Il ne s’agit pas du tout d’exclure toute initiative de réaction individuelle, avec son inspiration, son style. Nous sommes libres. Mais s’il s’agit d’actions collectives, elles ont besoin de conseil et de soutien, d’une part, et elles doivent répondre à des principes d’action et à une orientation stratégique, d’autre part. J’insiste un peu là-dessus parce qu’on peut faire des erreur monumentales dans le genre commando.
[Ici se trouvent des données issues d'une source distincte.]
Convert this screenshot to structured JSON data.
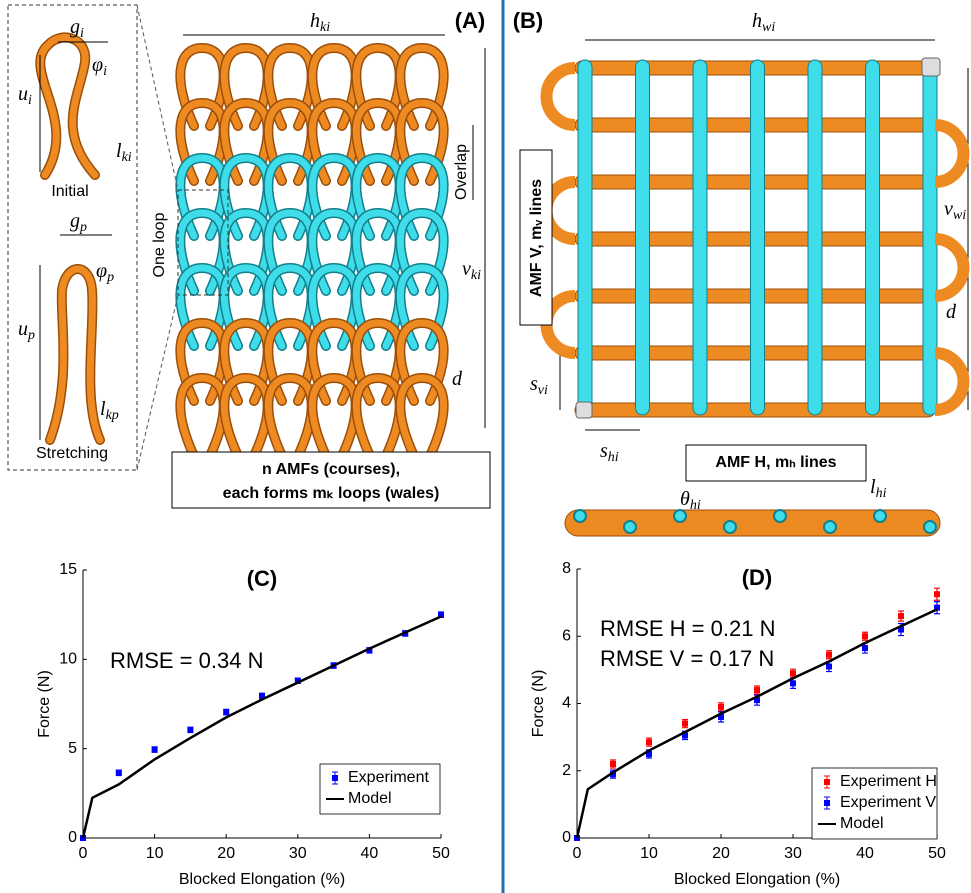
{
  "panel_a": {
    "label": "(A)",
    "texts": [
      "Initial",
      "Stretching",
      "One loop",
      "Overlap"
    ],
    "box": [
      "n AMFs (courses),",
      "each forms mₖ loops (wales)"
    ],
    "math": [
      {
        "base": "h",
        "sub": "ki"
      },
      {
        "base": "g",
        "sub": "i"
      },
      {
        "base": "u",
        "sub": "i"
      },
      {
        "base": "φ",
        "sub": "i"
      },
      {
        "base": "l",
        "sub": "ki"
      },
      {
        "base": "g",
        "sub": "p"
      },
      {
        "base": "u",
        "sub": "p"
      },
      {
        "base": "φ",
        "sub": "p"
      },
      {
        "base": "l",
        "sub": "kp"
      },
      {
        "base": "v",
        "sub": "ki"
      },
      {
        "base": "d",
        "sub": ""
      }
    ]
  },
  "panel_b": {
    "label": "(B)",
    "box_v": "AMF V, mᵥ lines",
    "box_h": "AMF H, mₕ lines",
    "math": [
      {
        "base": "h",
        "sub": "wi"
      },
      {
        "base": "v",
        "sub": "wi"
      },
      {
        "base": "d",
        "sub": ""
      },
      {
        "base": "s",
        "sub": "vi"
      },
      {
        "base": "s",
        "sub": "hi"
      },
      {
        "base": "θ",
        "sub": "hi"
      },
      {
        "base": "l",
        "sub": "hi"
      }
    ]
  },
  "chart_data": [
    {
      "type": "scatter",
      "title": "(C)",
      "xlabel": "Blocked Elongation (%)",
      "ylabel": "Force (N)",
      "xlim": [
        0,
        50
      ],
      "xticks": [
        0,
        10,
        20,
        30,
        40,
        50
      ],
      "ylim": [
        0,
        15
      ],
      "yticks": [
        0,
        5,
        10,
        15
      ],
      "annotations": [
        "RMSE = 0.34 N"
      ],
      "legend": "lower right",
      "series": [
        {
          "name": "Experiment",
          "mode": "markers",
          "color": "#0000ff",
          "x": [
            0,
            5,
            10,
            15,
            20,
            25,
            30,
            35,
            40,
            45,
            50
          ],
          "values": [
            0,
            3.65,
            4.95,
            6.05,
            7.05,
            7.95,
            8.8,
            9.65,
            10.5,
            11.45,
            12.5
          ],
          "errors": [
            0,
            0.15,
            0.15,
            0.15,
            0.15,
            0.15,
            0.15,
            0.15,
            0.15,
            0.15,
            0.15
          ]
        },
        {
          "name": "Model",
          "mode": "line",
          "color": "#000000",
          "x": [
            0,
            1.3,
            5,
            10,
            15,
            20,
            25,
            30,
            35,
            40,
            45,
            50
          ],
          "values": [
            0,
            2.25,
            3.0,
            4.4,
            5.6,
            6.75,
            7.75,
            8.7,
            9.65,
            10.6,
            11.5,
            12.4
          ]
        }
      ]
    },
    {
      "type": "scatter",
      "title": "(D)",
      "xlabel": "Blocked Elongation (%)",
      "ylabel": "Force (N)",
      "xlim": [
        0,
        50
      ],
      "xticks": [
        0,
        10,
        20,
        30,
        40,
        50
      ],
      "ylim": [
        0,
        8
      ],
      "yticks": [
        0,
        2,
        4,
        6,
        8
      ],
      "annotations": [
        "RMSE H = 0.21 N",
        "RMSE V = 0.17 N"
      ],
      "legend": "lower right",
      "series": [
        {
          "name": "Experiment H",
          "mode": "markers",
          "color": "#ff0000",
          "x": [
            0,
            5,
            10,
            15,
            20,
            25,
            30,
            35,
            40,
            45,
            50
          ],
          "values": [
            0,
            2.2,
            2.85,
            3.4,
            3.9,
            4.4,
            4.9,
            5.45,
            6.0,
            6.6,
            7.25
          ],
          "errors": [
            0,
            0.12,
            0.12,
            0.12,
            0.12,
            0.12,
            0.12,
            0.12,
            0.12,
            0.15,
            0.18
          ]
        },
        {
          "name": "Experiment V",
          "mode": "markers",
          "color": "#0000ff",
          "x": [
            0,
            5,
            10,
            15,
            20,
            25,
            30,
            35,
            40,
            45,
            50
          ],
          "values": [
            0,
            1.9,
            2.5,
            3.05,
            3.6,
            4.1,
            4.6,
            5.1,
            5.65,
            6.2,
            6.85
          ],
          "errors": [
            0,
            0.12,
            0.12,
            0.12,
            0.15,
            0.15,
            0.15,
            0.15,
            0.15,
            0.18,
            0.18
          ]
        },
        {
          "name": "Model",
          "mode": "line",
          "color": "#000000",
          "x": [
            0,
            1.5,
            5,
            10,
            15,
            20,
            25,
            30,
            35,
            40,
            45,
            50
          ],
          "values": [
            0,
            1.45,
            1.95,
            2.6,
            3.15,
            3.7,
            4.2,
            4.75,
            5.25,
            5.8,
            6.3,
            6.8
          ]
        }
      ]
    }
  ]
}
En particulier si on mélange mon 1 et mon 2 avec le 3. On si on oublie qu’agir en commando, cela demande de l’entraînement, de la discipline, et de l’organisation.

4. Autre aspect de la question : il faut voir comment les médias perçoivent et interprètent les discours et les interventions des dirigeants de notre Mouvement. Il le font de manière critique, ce qui est leur rôle. Si cette fonction n’était pas assumée, nous serions toujours sous l’Ancien Régime. Nous devons apprendre à évaluer correctement le sens et la force de ces critiques. C’est ce qui permet de nous corriger, de nous améliorer.

Il me semble que la plupart de nos accusations tournées vers les médias procèdent d’un sentiment d’impuissance ou de résignation qui s’est retourné en tentative d’exploitation médiatique de l’échec. C’est bien évidemment une conduite d’échec, un cercle vicieux qu’il faut rompre.

5. Pour finir, et sans avoir fait vraiment le tour de la question, il y a nos propres médias, et notre propre manière de communiquer, entre nous ou vers extérieur du Mouvement. Là aussi, il y a beaucoup à faire.

J’ai deux expériences récentes à proposer en exemple. Deux fois où, sur e-soutiens, une intéressante question de communication s’est posée, à propos du maniement de certains arguments, et où s’est manifestée la difficulté énorme à laquelle nous allons être confronté en cette matière. Comme vous le verrez, ces questions engagent énormément d’affectivité.

Mon dialogue avec alexa dans e-soutiens.bayrou.fr/montrons_leur

Mon dialogue avec mamiep dans e-soutiens.bayrou.fr/demission_du_parlement_europeen

Là aussi, il y a un énorme travail de formation qui s’impose. L’école ne nous a pas bien appris à argumenter. Elle nous a appris à nous exprimer. Il en résulte que notre démocratie n’est pas délibérative. Elle est d’opinion. Faire de la politique autrement, cela implique, je crois, un changement dans l’usage que nous faisons de la parole, vers moins d’expression d’opinion et plus d’arguments délibératifs, tournés vers l’action. Ce qui à mon avis m’implique pas du tout, je le précise, le moindre changement de vocabulaire.

J’ai cru pouvoir faire le tour, Marie-Pierre, mais non. Mettons que dans notre situation particulière, ce sont des points importants, à ne pas ignorer, et à ne pas confondre.